The ranges of the phaon crescent and pearl crescent overlap in northern Florida and parts of the southern United States, but the larval host plants belong to two different plant families, the Verbenaceae and Asteraceae, respectively (Oliver 1982; Emmel & Kenney 1997; Brock & Kaufman 2003). Oliver (1982) succeeded in achieving hand-paired matings between adults of the phaon crescent and pearl crescent, and obtained F1 hybrids from some crosses that would feed upon both P. nodiflora and various asters.

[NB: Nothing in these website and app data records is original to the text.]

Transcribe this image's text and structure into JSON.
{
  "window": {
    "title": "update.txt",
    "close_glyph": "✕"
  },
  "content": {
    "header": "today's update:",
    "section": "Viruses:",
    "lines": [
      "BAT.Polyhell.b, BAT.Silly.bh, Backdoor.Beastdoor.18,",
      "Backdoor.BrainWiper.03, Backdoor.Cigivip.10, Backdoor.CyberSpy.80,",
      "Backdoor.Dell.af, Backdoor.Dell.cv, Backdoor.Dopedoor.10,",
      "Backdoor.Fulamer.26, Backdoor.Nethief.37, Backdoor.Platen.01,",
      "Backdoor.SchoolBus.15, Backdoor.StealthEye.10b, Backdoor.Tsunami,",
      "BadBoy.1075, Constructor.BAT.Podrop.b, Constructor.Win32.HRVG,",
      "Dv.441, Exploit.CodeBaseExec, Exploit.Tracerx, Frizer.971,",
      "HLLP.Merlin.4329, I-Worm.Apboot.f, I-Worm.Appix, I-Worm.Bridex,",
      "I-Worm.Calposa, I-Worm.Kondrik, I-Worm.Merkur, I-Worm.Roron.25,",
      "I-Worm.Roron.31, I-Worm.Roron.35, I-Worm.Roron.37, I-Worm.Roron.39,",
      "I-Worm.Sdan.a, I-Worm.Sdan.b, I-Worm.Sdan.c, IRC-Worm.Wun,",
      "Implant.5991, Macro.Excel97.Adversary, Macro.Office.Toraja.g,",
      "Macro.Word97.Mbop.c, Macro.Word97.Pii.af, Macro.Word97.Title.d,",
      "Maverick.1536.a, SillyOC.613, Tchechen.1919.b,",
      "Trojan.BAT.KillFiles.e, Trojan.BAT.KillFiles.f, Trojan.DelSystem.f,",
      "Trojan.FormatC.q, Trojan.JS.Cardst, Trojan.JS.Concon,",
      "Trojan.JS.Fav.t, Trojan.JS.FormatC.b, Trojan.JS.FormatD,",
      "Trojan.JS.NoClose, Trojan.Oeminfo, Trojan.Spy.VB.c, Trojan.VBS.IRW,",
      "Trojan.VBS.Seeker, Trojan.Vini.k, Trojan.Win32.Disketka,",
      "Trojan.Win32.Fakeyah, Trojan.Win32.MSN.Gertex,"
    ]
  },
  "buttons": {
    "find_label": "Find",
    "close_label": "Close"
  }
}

In our study, adult phaon crescents mated readily in small to large laboratory cages, and cage size and lighting seemed not to be critical. Although the host plant is widely available in much of the southern United States, it also can be cultured easily in small pots. Remarkably, during three years of rearing the butterfly we have seen no evidence of disease. These ease-of-rearing characteristics and the availability of the host plant all year in the Gainesville area (and possibly further north in protected places) make the phaon crescent a potentially useful teaching tool in schools and a convenient display butterfly for butterfly houses. Moreover, the Phaon crescent seems to be a valuable model butterfly for further research in genetics, mating behavior, pheromone biology, and physiology.
We thank Drs. Jerry Butler, Oscar Liburd, and Simon Yu for comments and suggestions on the manuscript. The University of Florida supported the work by JLN and TCE, and Hanife Genc was partially supported by the Government of Turkey. Florida Agricultural Experiment Station Journal Series No. R-09077.